STATISTICA can support different modes for employing MSPC techniques.
- Historical analysis, data exploration, data visualization, predictive model building and evaluation, model deployment to monitoring server
- Interactive Monitoring with Dashboard summary displays and automatic-updating results
- Automated Monitoring with rules, alarm events, and configurable actions
Deployment is an option that enables you to apply existing models created from STATISTICA MSPC to new data in order to make further predictions. You can save models in C\C++, Visual Basic, and PMML formats. But, MSPC will only accept PMML for deployment.
Principal Components Analysis (PCA)
The aim of Principal Components Analysis (PCA) is to reduce the dimensionality of a set of variables while trying to preserve as much information contained in the data as possible.
Equally important applications of PCA include data diagnostics, both on observation and variable levels. The observation level helps us to detect outliers, while the variable level provides us with insight of how the variables contribute to the observations and relate (correlate) to one another.
These diagnostic features of STATISTICA PCA are particularly useful for process monitoring and quality control as they provide us with effective and convenient analytic and graphic tools for detecting abnormalities that may rise during the development phase of a product. PCA data diagnostics also play an important role in batch processing where the quality of the end product can only be ensured through constant monitoring during its production phase.
Nonlinear Iterative Partial Least Squares (NIPALS) algorithm can be used within PCA.
Partial Least Squares (PLS)
Partial Least Squares (PLS) (also known as Projection to Latent Structure) is a popular method for modeling industrial applications. It was developed by Wold in the 1960s as an economic technique, but soon its usefulness was recognized by many areas of science and applications including Multivariate Statistical Process Control (MSPC) in general and chemical engineering in particular.
It many ways, PLS can be regarded as a substitute for the method of multiple regression, especially when the number of predictor variables is large. In such cases with regression, there is seldom enough data to construct a reliable model that can be used for predicting the dependent data Y from the predictor variables X. Instead, we get a model that can perfectly fit the training data while performing poorly on unseen samples. This problem is known as over-fitting (Bishop 1995).
PLS alleviates this problem by adopting the "often correct" assumption that, although there might be a large number of predictor variables, the data may actually be much simpler and can be modeled with the aid of just a handful of components (also known as latent).
Nonlinear Iterative Partial Least Squares (NIPALS) algorithm can be used within PLS.
Batch-Wise Multi-Way Partial Least Squares (BMPLS)
Although the PLS method is extremely useful for tackling MSPC problems, it is strictly applicable to 2-dimensional problems. Thus, before analyzing 3-dimensional batch data, it must be transformed.
This can be achieved using the method of unfolding batch-wise. The 3-dimensional matrix is unfolded in the direction of the batches.
Time-Wise Multi-Way Principal Component Analysis (TMPCA) and Time-Wise Multi-Way Partial Least Squares (TMPLS)

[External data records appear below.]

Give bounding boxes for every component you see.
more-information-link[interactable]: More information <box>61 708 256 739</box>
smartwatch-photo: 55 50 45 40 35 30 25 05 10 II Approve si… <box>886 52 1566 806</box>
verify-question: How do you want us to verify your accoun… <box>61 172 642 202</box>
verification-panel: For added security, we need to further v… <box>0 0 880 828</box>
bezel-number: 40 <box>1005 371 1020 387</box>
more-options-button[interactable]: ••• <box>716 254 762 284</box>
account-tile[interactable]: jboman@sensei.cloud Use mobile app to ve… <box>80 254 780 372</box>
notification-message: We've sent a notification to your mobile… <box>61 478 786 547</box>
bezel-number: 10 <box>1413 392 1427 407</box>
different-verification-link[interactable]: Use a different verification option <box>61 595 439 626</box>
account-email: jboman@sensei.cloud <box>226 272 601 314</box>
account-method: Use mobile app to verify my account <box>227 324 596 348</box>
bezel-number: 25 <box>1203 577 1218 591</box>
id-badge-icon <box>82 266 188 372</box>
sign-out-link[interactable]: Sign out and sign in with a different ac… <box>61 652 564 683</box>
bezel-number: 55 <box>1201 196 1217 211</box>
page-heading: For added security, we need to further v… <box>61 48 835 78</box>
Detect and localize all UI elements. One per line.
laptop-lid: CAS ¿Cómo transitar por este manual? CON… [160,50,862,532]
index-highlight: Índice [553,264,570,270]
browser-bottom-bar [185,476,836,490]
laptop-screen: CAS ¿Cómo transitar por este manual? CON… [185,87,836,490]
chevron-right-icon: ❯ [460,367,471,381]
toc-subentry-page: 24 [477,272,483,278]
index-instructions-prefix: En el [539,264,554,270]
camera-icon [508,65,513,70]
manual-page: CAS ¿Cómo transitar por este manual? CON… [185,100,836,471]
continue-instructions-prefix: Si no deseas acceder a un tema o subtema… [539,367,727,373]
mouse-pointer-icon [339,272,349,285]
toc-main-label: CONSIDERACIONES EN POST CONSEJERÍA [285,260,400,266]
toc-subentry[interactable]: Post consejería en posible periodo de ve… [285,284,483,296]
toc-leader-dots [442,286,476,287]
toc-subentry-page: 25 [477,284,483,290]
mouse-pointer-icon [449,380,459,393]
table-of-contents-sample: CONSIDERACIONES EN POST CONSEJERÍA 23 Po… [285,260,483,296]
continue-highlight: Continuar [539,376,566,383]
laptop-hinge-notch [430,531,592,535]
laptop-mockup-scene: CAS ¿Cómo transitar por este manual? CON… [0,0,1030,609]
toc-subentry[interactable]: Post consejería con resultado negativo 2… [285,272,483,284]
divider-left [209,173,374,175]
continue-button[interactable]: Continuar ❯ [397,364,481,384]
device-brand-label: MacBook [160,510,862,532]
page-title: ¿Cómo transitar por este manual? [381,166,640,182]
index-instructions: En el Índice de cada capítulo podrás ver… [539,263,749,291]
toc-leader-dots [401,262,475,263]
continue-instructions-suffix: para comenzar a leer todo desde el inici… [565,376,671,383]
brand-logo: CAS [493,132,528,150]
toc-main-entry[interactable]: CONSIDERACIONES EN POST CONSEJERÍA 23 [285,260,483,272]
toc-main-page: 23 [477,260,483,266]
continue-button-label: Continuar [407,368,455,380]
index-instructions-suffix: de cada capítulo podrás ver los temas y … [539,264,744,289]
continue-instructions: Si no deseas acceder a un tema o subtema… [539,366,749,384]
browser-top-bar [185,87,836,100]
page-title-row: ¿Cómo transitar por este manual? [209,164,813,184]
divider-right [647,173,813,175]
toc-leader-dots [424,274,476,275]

Batch processes are by nature time based. It is not only the trajectory of the batch variables that vary in time but also the correlation among them. Therefore, any monitoring system should implicitly include this dynamic time dependency.
As a result, PCA and PLS models built on time-wise unfolding are particularly sensitive, not only to the quality of a batch as a whole but also to the time dependent conditions under which the batch was evolved.